843 first_call = not hasattr(self, "n_samples_seen_")
--> 844 X = self._validate_data(
845 X,
846 accept_sparse=("csr", "csc"),
~/.local/lib/python3.10/site-packages/sklearn/base.py in _validate_data(self, X, y, reset, validate_separately, **check_params)
575 raise ValueError("Validation should be done on X, y or both.")
576 elif not no_val_X and no_val_y:
--> 577 X = check_array(X, input_name="X", **check_params)
578 out = X
579 elif no_val_X and not no_val_y:
~/.local/lib/python3.10/site-packages/sklearn/utils/validation.py in check_array(array, accept_sparse, accept_large_sparse, dtype, order, copy, force_all_finite, ensure_2d, allow_nd, ensure_min_samples, ensure_min_features, estimator, input_name)
877 # If input is 1D raise error
878 if array.ndim == 1:
--> 879 raise ValueError(
880 "Expected 2D array, got 1D array instead:\narray={}.\n"

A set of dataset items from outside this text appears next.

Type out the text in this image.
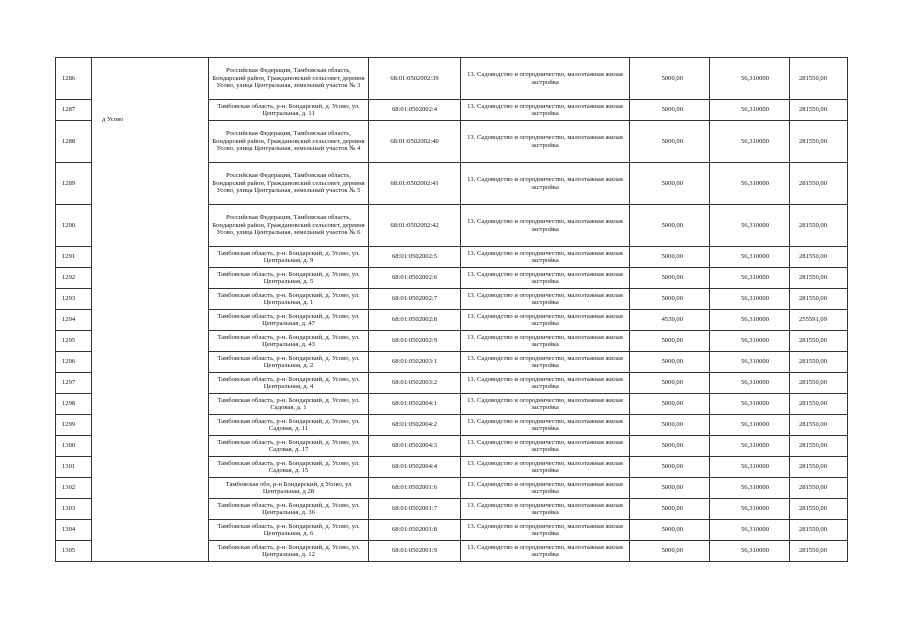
1286	д Усово	Российская Федерация, Тамбовская область, Бондарский район, Граждановский сельсовет, деревня Усово, улица Центральная, земельный участок № 3	68:01:0502002:39	13. Садоводство и огородничество, малоэтажная жилая застройка	5000,00	56,310000	281550,00
1287		Тамбовская область, р-н. Бондарский, д. Усово, ул. Центральная, д. 11	68:01:0502002:4	13. Садоводство и огородничество, малоэтажная жилая застройка	5000,00	56,310000	281550,00
1288		Российская Федерация, Тамбовская область, Бондарский район, Граждановский сельсовет, деревня Усово, улица Центральная, земельный участок № 4	68:01:0502002:40	13. Садоводство и огородничество, малоэтажная жилая застройка	5000,00	56,310000	281550,00
1289		Российская Федерация, Тамбовская область, Бондарский район, Граждановский сельсовет, деревня Усово, улица Центральная, земельный участок № 5	68:01:0502002:41	13. Садоводство и огородничество, малоэтажная жилая застройка	5000,00	56,310000	281550,00
1290		Российская Федерация, Тамбовская область, Бондарский район, Граждановский сельсовет, деревня Усово, улица Центральная, земельный участок № 6	68:01:0502002:42	13. Садоводство и огородничество, малоэтажная жилая застройка	5000,00	56,310000	281550,00
1291		Тамбовская область, р-н. Бондарский, д. Усово, ул. Центральная, д. 9	68:01:0502002:5	13. Садоводство и огородничество, малоэтажная жилая застройка	5000,00	56,310000	281550,00
1292		Тамбовская область, р-н. Бондарский, д. Усово, ул. Центральная, д. 5	68:01:0502002:6	13. Садоводство и огородничество, малоэтажная жилая застройка	5000,00	56,310000	281550,00
1293		Тамбовская область, р-н. Бондарский, д. Усово, ул. Центральная, д. 1	68:01:0502002:7	13. Садоводство и огородничество, малоэтажная жилая застройка	5000,00	56,310000	281550,00
1294		Тамбовская область, р-н. Бондарский, д. Усово, ул. Центральная, д. 47	68:01:0502002:8	13. Садоводство и огородничество, малоэтажная жилая застройка	4539,00	56,310000	255591,09
1295		Тамбовская область, р-н. Бондарский, д. Усово, ул. Центральная, д. 43	68:01:0502002:9	13. Садоводство и огородничество, малоэтажная жилая застройка	5000,00	56,310000	281550,00
1296		Тамбовская область, р-н. Бондарский, д. Усово, ул. Центральная, д. 2	68:01:0502003:1	13. Садоводство и огородничество, малоэтажная жилая застройка	5000,00	56,310000	281550,00
1297		Тамбовская область, р-н. Бондарский, д. Усово, ул. Центральная, д. 4	68:01:0502003:2	13. Садоводство и огородничество, малоэтажная жилая застройка	5000,00	56,310000	281550,00
1298		Тамбовская область, р-н. Бондарский, д. Усово, ул. Садовая, д. 1	68:01:0502004:1	13. Садоводство и огородничество, малоэтажная жилая застройка	5000,00	56,310000	281550,00
1299		Тамбовская область, р-н. Бондарский, д. Усово, ул. Садовая, д. 11	68:01:0502004:2	13. Садоводство и огородничество, малоэтажная жилая застройка	5000,00	56,310000	281550,00
1300		Тамбовская область, р-н. Бондарский, д. Усово, ул. Садовая, д. 17	68:01:0502004:3	13. Садоводство и огородничество, малоэтажная жилая застройка	5000,00	56,310000	281550,00
1301		Тамбовская область, р-н. Бондарский, д. Усово, ул. Садовая, д. 15	68:01:0502004:4	13. Садоводство и огородничество, малоэтажная жилая застройка	5000,00	56,310000	281550,00
1302		Тамбовская обл, р-н Бондарский, д Усово, ул Центральная, д 28	68:01:0502001:6	13. Садоводство и огородничество, малоэтажная жилая застройка	5000,00	56,310000	281550,00
1303		Тамбовская область, р-н. Бондарский, д. Усово, ул. Центральная, д. 36	68:01:0502001:7	13. Садоводство и огородничество, малоэтажная жилая застройка	5000,00	56,310000	281550,00
1304		Тамбовская область, р-н. Бондарский, д. Усово, ул. Центральная, д. 6	68:01:0502001:8	13. Садоводство и огородничество, малоэтажная жилая застройка	5000,00	56,310000	281550,00
1305		Тамбовская область, р-н. Бондарский, д. Усово, ул. Центральная, д. 12	68:01:0502001:9	13. Садоводство и огородничество, малоэтажная жилая застройка	5000,00	56,310000	281550,00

881 "Reshape your data either using array.reshape(-1, 1) if "
ValueError: Expected 2D array, got 1D array instead:
array=[21. 18. 20. 65. 18. 24. 45. 35. 23. 32. 34. 31. 43. 32. 20.].
Reshape your data either using array.reshape(-1, 1) if your data has a single feature or array.reshape(1, -1) if it contains a single sample.

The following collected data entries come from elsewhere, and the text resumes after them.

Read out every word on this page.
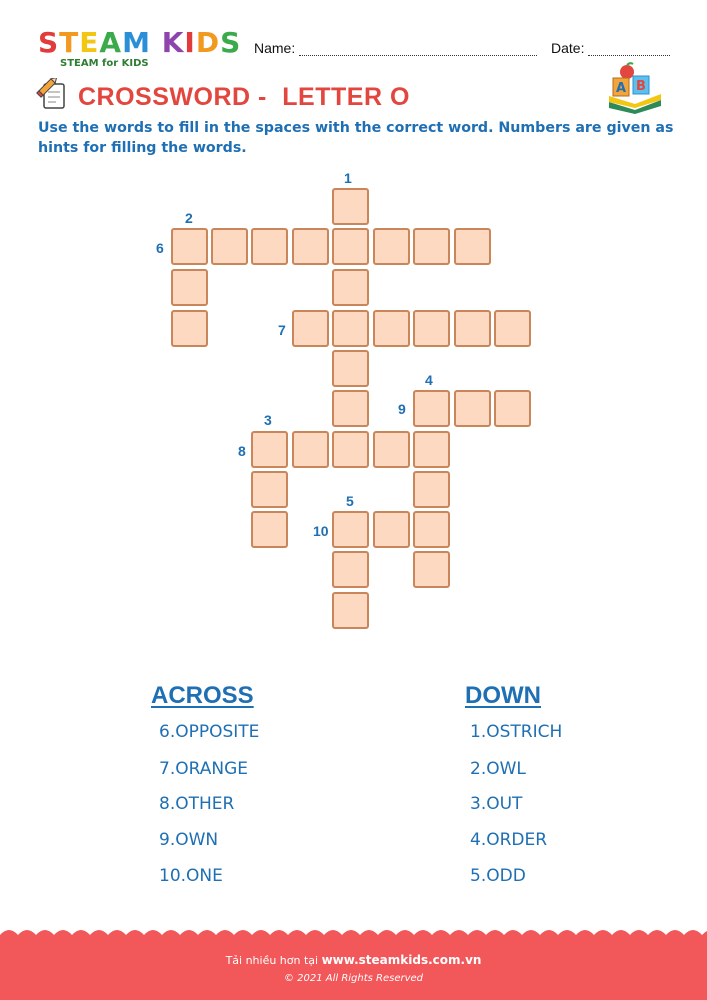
STEAM KIDS
STEAM for KIDS
Name:	Date:
CROSSWORD - LETTER O	A B
Use the words to fill in the spaces with the correct word. Numbers are given as hints for filling the words.
1
2
6
7
4
9
3
8
5
10
ACROSS
6.OPPOSITE
7.ORANGE
8.OTHER
9.OWN
10.ONE
DOWN
1.OSTRICH
2.OWL
3.OUT
4.ORDER
5.ODD
Tải nhiều hơn tại www.steamkids.com.vn
© 2021 All Rights Reserved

The reason why we got this error is that we need to do some transformations before applying sklearn minmaxscaler on a data frame.
# importing numpy array
import numpy as np
# define standard scale
scaler = scaler = MinMaxScaler()
# transform data
scaled = scaler.fit_transform(np.array(data['Age']).reshape(-1, 1))
# plotting the data
sns.boxplot(data=scaled)
This time we were able to transform the data and normalize it.
Summary
The min-max scalar form of normalization uses the mean and standard deviation to box all the data into a range lying between a certain min and max value. For most purposes, the range is set between 0 and 1. In this short article, we learned how the sklearn minmaxscaler works and we implemented it on various datasets to normalize the data by solving different examples.